The 2008 GOP primaries compounded conservative frustration. Because there was no stand-in for Bush in the contest, there was no obvious outlet for anger at Bush’s pre-surge Iraq bungling or his decision to outsource domestic spending to GOP congressional ward-heelers. Then, as a lame duck, Bush laid down the predicates for much of Obama’s first 100 days, supporting a stimulus and Wall Street bailouts.

According to last week’s New York Times/CBS poll of tea party supporters, 57% have a favorable view of Bush, but that hardly captures the nuance of tea party feelings. For instance, when Bush’s face appeared on the Jumbotron in the arena, the Cincinnati audience applauded. When speakers blasted Bush and the GOP for “losing their way,” the audience applauded even louder.

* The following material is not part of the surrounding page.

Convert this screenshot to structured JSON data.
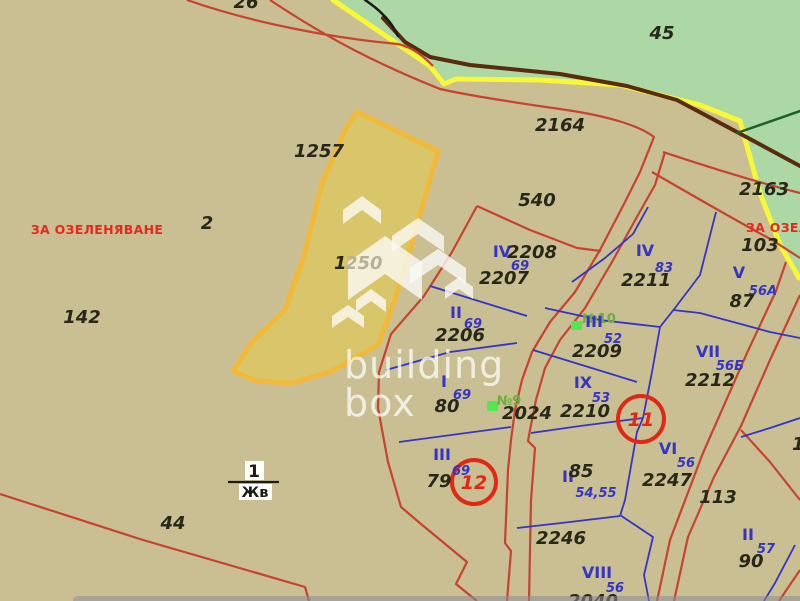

Going by what I saw in Cincinnati, second to their profound desire to rein in government, the chief attitude driving the 39% of tea partyers who describe themselves as “very conservative” isn’t partisanship, racism or seizing the Sudetenland from Czechoslovakia. It’s “we won’t be fooled again.” In the near term, that spells trouble for Democrats. In the long term, that lays down a serious gauntlet for Republicans.